Menteri Hukum dan Hak Asasi Manusia Yasonna Laoly merasa malu bicara penegakan hukum dalam kasus bencana asap yang terjadi setiap tahun akibat kebakaran hutan dan lahan di Sumatera dan Kalimantan. Ini diungkapkan Menkumham kepada wartawan di Jakarta, Selasa (8/9).

Menurutnya, Presiden Joko Widodo telah menginstruksikan kepada Kapolri Jenderal Badrodin Haiti dan Menteri Lingkungan Hidup dan Kehutanan supaya berkoordinasi mengambil tindakan hukum yang tegas.

“Sudah ada perintah presiden kepada kapolri termasuk menteri kehutanan itu harus berkordinasi mengambil kebijakan dalam penindakan hukum. Ini kan jadi persoalan yang setiap tahun. Rasanya memalukan kita juga,” kata Yasonna.

Pernyataan Menkumham tidak terlepas dari protes yang kerap dilayangkan pemerintah Singapura dan Malaysia yang terkena imbas bencana asap. Hal itu menurutnya seolah-olah menggambarkan pemerintah tak mampu mengatasi masalah Karhutla.

“Ini tidak hanya menyangkut negara kita tapi juga negara luar seperti Singapura, Malaysia yang komplain urusan kebakaran ini seolah-olah kita tidak mampu mengurusi masalah ini.

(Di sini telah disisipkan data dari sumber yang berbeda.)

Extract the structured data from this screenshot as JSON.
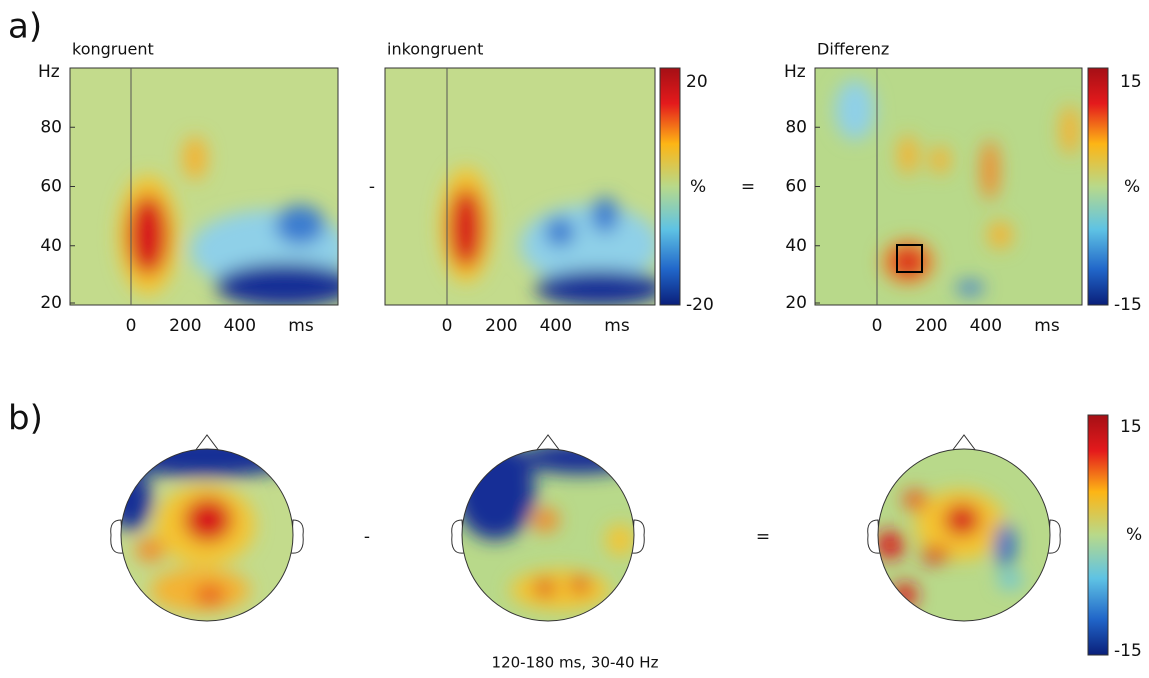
{
  "panel_a": {
    "label": "a)",
    "plots": [
      {
        "title": "kongruent",
        "y_unit": "Hz",
        "yticks": [
          80,
          60,
          40,
          20
        ],
        "xticks": [
          0,
          200,
          400
        ],
        "x_unit": "ms"
      },
      {
        "title": "inkongruent",
        "xticks": [
          0,
          200,
          400
        ],
        "x_unit": "ms"
      },
      {
        "title": "Differenz",
        "y_unit": "Hz",
        "yticks": [
          80,
          60,
          40,
          20
        ],
        "xticks": [
          0,
          200,
          400
        ],
        "x_unit": "ms"
      }
    ],
    "operators": [
      "-",
      "="
    ],
    "colorbars": [
      {
        "max": 20,
        "unit": "%",
        "min": -20
      },
      {
        "max": 15,
        "unit": "%",
        "min": -15
      }
    ]
  },
  "panel_b": {
    "label": "b)",
    "operators": [
      "-",
      "="
    ],
    "colorbar": {
      "max": 15,
      "unit": "%",
      "min": -15
    },
    "caption": "120-180 ms, 30-40 Hz"
  }
}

Padahal sebenernya karena tidak tertibnya beberapa pengusaha membuka areal perkebunan sawit mereka,” tegas Yasonna, dengan nada kesal.

Karenannya dia meminta Kapolri melakukan penindakan hukum terhadap para pelaku pembakaran di daerah. Terutama menelusuri keterlibatan perusahaan-perusahaan yang ada di Riau, Jambi, Sumatera Selatan hingga Kalimantan. Karena dia yakin bila melihat luasnya area yang terbakar, ini kerjaan perusahaan besar.

“Kalo rakyat kecil lah, pengaruh kebun-kebun rakyat kecil. Tapi saya kira ini menyangkut perusahaan besar.
Meneg KLH sudah mengatakan cabut izin (perusahaan terlibat pembakaran-red). Ke depan barangkali sanksi denda juga dipikirkan. Denda yang berat sekali,” pungkasnya.